Während die Pilger noch hier weilten, kam ein Ungeheuer (Offenb. 17, 3 ff.) aus den Wäldern und brachte viele Leute aus der Stadt um. Mit Vorliebe suchte es Kinder wegzuschleppen, um sie nach seiner Weise aufzuziehen, und richtete dadurch großes Verderben an. Es war keinem Tier auf Erden zu vergleichen; sein Leib war wie der eines Drachen, es hatte sieben Häupter und zehn Hörner und ward von einem Weib regiert. Niemand in der Stadt wagte es, diesem Ungeheuer die Stirn zu bieten, sondern alle flohen, wenn sie nur das Getöse seiner Flügel hörten. Es legte den Einwohnern gewisse Bedingungen vor, und die, welche ihr Leben mehr liebten als ihre Seele, gingen darauf ein und kamen also unter seine Herrschaft.

Herr Mutherz aber machte nun mit den vier Männern, Bußfertig, Heilig, Frommhold und Reumütig, die die Pilger in Herrn Mnasons Hause besucht hatten, einen Bund, und sie beschlossen, mit ihren Waffen auszuziehen, ob sie vielleicht die Leute dieser Stadt aus den Klauen und dem Rachen dieses verheerenden Drachen erretten könnten. Das Ungeheuer sah anfangs auf die herankommenden Gegner mit großer Verachtung herab; da aber diese ihre Waffen wohl zu führen wußten, ward es bald zum Rückzug gezwungen, und sie kehrten in die Herberge zurück.

Das Untier hatte seine bestimmten Zeiten, in denen es hervorkam. Unsre tapfern Kämpfer aber paßten ihm auf und griffen es fortwährend an, so daß es nach und nach nicht nur verwundet, sondern auch lahm ward und deshalb sein Unwesen nicht mehr wie früher zu treiben vermochte. Und es wird von vielen geglaubt, daß es an seinen Wunden gewiß sterben wird.

Dadurch nun gelangten Mutherz und seine Gefährten in der Stadt zu großem Ansehen, so daß manche dort, obgleich sie andrer Denkweise waren, ihnen dennoch große Achtung und Ehrerbietung bezeugten. Und so kam es denn, daß den Pilgern hier wenig Leid zugefügt ward. Doch freilich gab es ebendaselbst auch Leute schlechterer Art, die nicht besser sehen konnten als ein Maulwurf und nicht mehr Verstand hatten als ein unvernünftiges Tier; diese zollten unsern Helden keine Ehrfurcht und achteten ihre Tapferkeit und ihre Taten gering.

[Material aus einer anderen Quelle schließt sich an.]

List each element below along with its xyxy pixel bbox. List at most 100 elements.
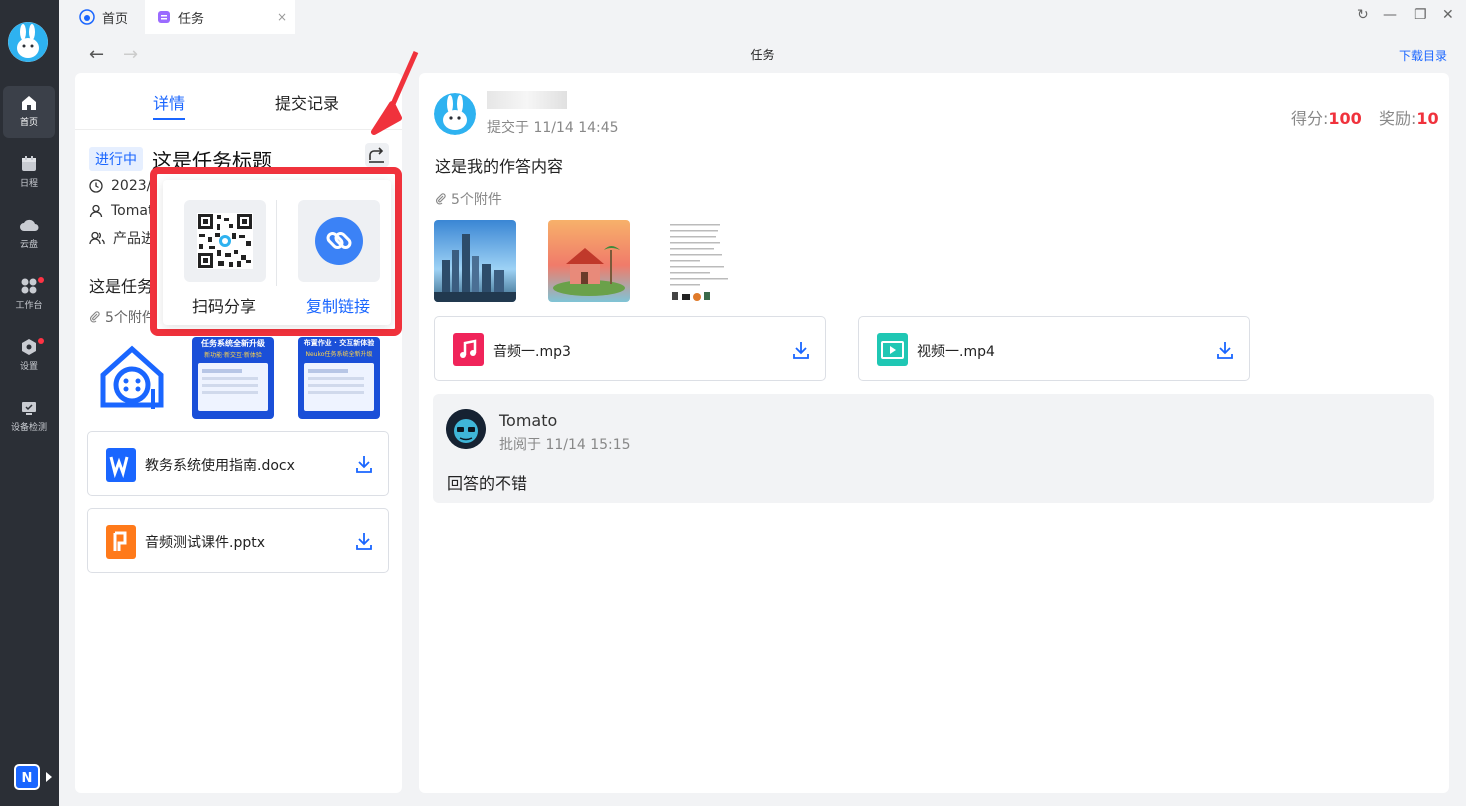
user-icon — [89, 204, 103, 218]
file-name: 教务系统使用指南.docx — [145, 458, 295, 474]
task-group: 产品进 — [89, 228, 155, 248]
sidebar-item-workbench[interactable]: 工作台 — [3, 269, 55, 321]
attachment-count-text: 5个附件 — [105, 310, 156, 326]
device-check-icon — [22, 402, 36, 415]
attachment-count: 5个附件 — [89, 307, 156, 327]
detail-tabs: 详情 提交记录 — [75, 73, 402, 130]
workbench-icon — [21, 278, 37, 294]
download-icon[interactable] — [791, 340, 811, 360]
review-time: 批阅于 11/14 15:15 — [499, 437, 631, 453]
share-icon — [369, 147, 384, 163]
sidebar-item-label: 云盘 — [19, 240, 38, 250]
word-doc-icon — [106, 448, 136, 482]
qr-code-tile[interactable] — [184, 200, 266, 282]
notification-dot — [38, 338, 44, 344]
close-tab-icon[interactable]: × — [277, 10, 287, 24]
review-card: Tomato 批阅于 11/14 15:15 回答的不错 — [433, 394, 1434, 503]
tab-label: 任务 — [178, 11, 205, 27]
download-icon[interactable] — [354, 454, 374, 474]
attachment-thumb-poster-1[interactable]: 任务系统全新升级 新功能·新交互·新体验 — [192, 337, 274, 419]
home-icon — [22, 96, 36, 110]
paperclip-icon — [435, 193, 446, 205]
share-button[interactable] — [365, 143, 389, 167]
download-icon[interactable] — [1215, 340, 1235, 360]
workspace-button[interactable]: N — [14, 764, 40, 790]
attachment-thumb-house[interactable] — [548, 220, 630, 302]
reward: 奖励:10 — [1379, 105, 1439, 129]
avatar — [446, 409, 486, 449]
tab-task[interactable]: 任务 × — [145, 0, 295, 34]
score-value: 100 — [1328, 109, 1362, 128]
attachment-thumb-document[interactable] — [664, 220, 746, 302]
app-logo — [8, 22, 48, 62]
tab-bar: 首页 任务 × ↻ — ❐ ✕ — [59, 0, 1466, 36]
file-item-mp3[interactable]: 音频一.mp3 — [434, 316, 826, 381]
poster-title: 布置作业 · 交互新体验 — [303, 339, 375, 347]
reward-label: 奖励: — [1379, 109, 1417, 128]
sidebar: 首页 日程 云盘 工作台 设置 设备检测 N — [0, 0, 59, 806]
submission-panel: 提交于 11/14 14:45 得分:100 奖励:10 这是我的作答内容 5个… — [419, 73, 1449, 793]
home-tab-icon — [79, 9, 95, 25]
share-popup: 扫码分享 复制链接 — [150, 167, 402, 336]
scan-share-label[interactable]: 扫码分享 — [192, 293, 256, 317]
expand-arrow-icon[interactable] — [46, 772, 52, 782]
reviewer-name: Tomato — [499, 411, 558, 430]
attachment-thumb-logo[interactable] — [91, 337, 173, 419]
group-text: 产品进 — [113, 231, 155, 247]
minimize-icon[interactable]: — — [1383, 7, 1397, 23]
tab-home[interactable]: 首页 — [79, 0, 151, 34]
score: 得分:100 — [1291, 105, 1362, 129]
sidebar-item-label: 设备检测 — [10, 423, 47, 433]
poster-subtitle: 新功能·新交互·新体验 — [204, 352, 262, 359]
file-item-mp4[interactable]: 视频一.mp4 — [858, 316, 1250, 381]
tab-detail[interactable]: 详情 — [153, 90, 186, 120]
download-icon[interactable] — [354, 531, 374, 551]
sidebar-item-home[interactable]: 首页 — [3, 86, 55, 138]
refresh-icon[interactable]: ↻ — [1357, 7, 1369, 23]
calendar-icon — [22, 156, 36, 171]
task-description: 这是任务 — [89, 277, 154, 296]
settings-icon — [22, 339, 36, 355]
copy-link-label[interactable]: 复制链接 — [306, 293, 370, 317]
qr-code-icon — [197, 213, 253, 269]
app-window: 首页 日程 云盘 工作台 设置 设备检测 N 首页 任务 × ↻ — ❐ ✕ ←… — [0, 0, 1466, 806]
sidebar-item-device-check[interactable]: 设备检测 — [3, 391, 55, 443]
cloud-icon — [20, 219, 39, 231]
download-directory-link[interactable]: 下载目录 — [1399, 47, 1447, 64]
tab-label: 首页 — [102, 11, 129, 27]
sidebar-item-label: 日程 — [19, 179, 38, 189]
score-label: 得分: — [1291, 109, 1329, 128]
sidebar-item-schedule[interactable]: 日程 — [3, 147, 55, 199]
page-title: 任务 — [750, 48, 775, 62]
sidebar-item-label: 工作台 — [15, 301, 43, 311]
blurred-student-name — [487, 91, 567, 109]
sidebar-item-label: 设置 — [19, 362, 38, 372]
clock-icon — [89, 179, 103, 193]
copy-link-tile[interactable] — [298, 200, 380, 282]
ppt-doc-icon — [106, 525, 136, 559]
poster-title: 任务系统全新升级 — [201, 339, 265, 348]
attachment-thumb-city[interactable] — [434, 220, 516, 302]
link-icon — [315, 217, 363, 265]
close-icon[interactable]: ✕ — [1442, 7, 1454, 23]
avatar — [434, 93, 476, 135]
restore-icon[interactable]: ❐ — [1414, 7, 1427, 23]
sidebar-item-settings[interactable]: 设置 — [3, 330, 55, 382]
notification-dot — [38, 277, 44, 283]
group-icon — [89, 231, 105, 245]
file-item-docx[interactable]: 教务系统使用指南.docx — [87, 431, 389, 496]
file-name: 音频测试课件.pptx — [145, 535, 265, 551]
file-item-pptx[interactable]: 音频测试课件.pptx — [87, 508, 389, 573]
share-popup-body: 扫码分享 复制链接 — [163, 180, 391, 325]
nav-row: ← → 任务 下载目录 — [59, 36, 1466, 72]
sidebar-item-cloud[interactable]: 云盘 — [3, 208, 55, 260]
attachment-thumb-poster-2[interactable]: 布置作业 · 交互新体验 Neuko任务系统全新升级 — [298, 337, 380, 419]
paperclip-icon — [89, 311, 100, 323]
attachment-count: 5个附件 — [435, 189, 502, 209]
audio-file-icon — [453, 333, 484, 366]
answer-content: 这是我的作答内容 — [435, 157, 564, 176]
review-comment: 回答的不错 — [447, 474, 528, 493]
divider — [276, 200, 277, 286]
video-file-icon — [877, 333, 908, 366]
tab-submit-records[interactable]: 提交记录 — [275, 90, 339, 114]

Inzwischen kam die Zeit immer näher, daß unsre Pilger ihren Weg fortsetzen mußten; sie rüsteten sich daher zur Abreise. Sie schickten auch nach ihren Freunden und taten ihnen solches zu wissen, damit sie noch einmal zusammenkommen und sich gegenseitig dem Schutz ihres Herrn und Fürsten anbefehlen könnten. Es kamen auch solche, die ihnen von dem brachten, was sie besaßen und was den Schwachen und Starken, den Männern und Frauen heilsam war, und so wurden sie reichlich mit allem Nötigen versehen (Apostelg. 28, 10). Darauf machten sie sich auf den Weg, und ihre Freunde gaben ihnen, soweit es anging, das Geleit; dann noch ein letzter Händedruck und herzliche Segenswünsche, und sie schieden voneinander. Der Führer Mutherz zog den Pilgern wieder voran; da sie aber um der Frauen und Kinder willen nicht rasch gehen durften, konnten Hinkfuß und Kleinmütig ebenfalls mitkommen.

Fußnoten:

[207] In Antiochia gab man den Jüngern zum erstenmal den Namen „Christen“ (Apostelg. 11, 26).

[208] Nach Dir, Herr, verlangt mich (Ps. 25, 1).

[209] Laßt uns opfern das Lobopfer Gott allezeit, das ist die Frucht der Lippen, die Seinen Namen bekennen (Hebr. 13, 15).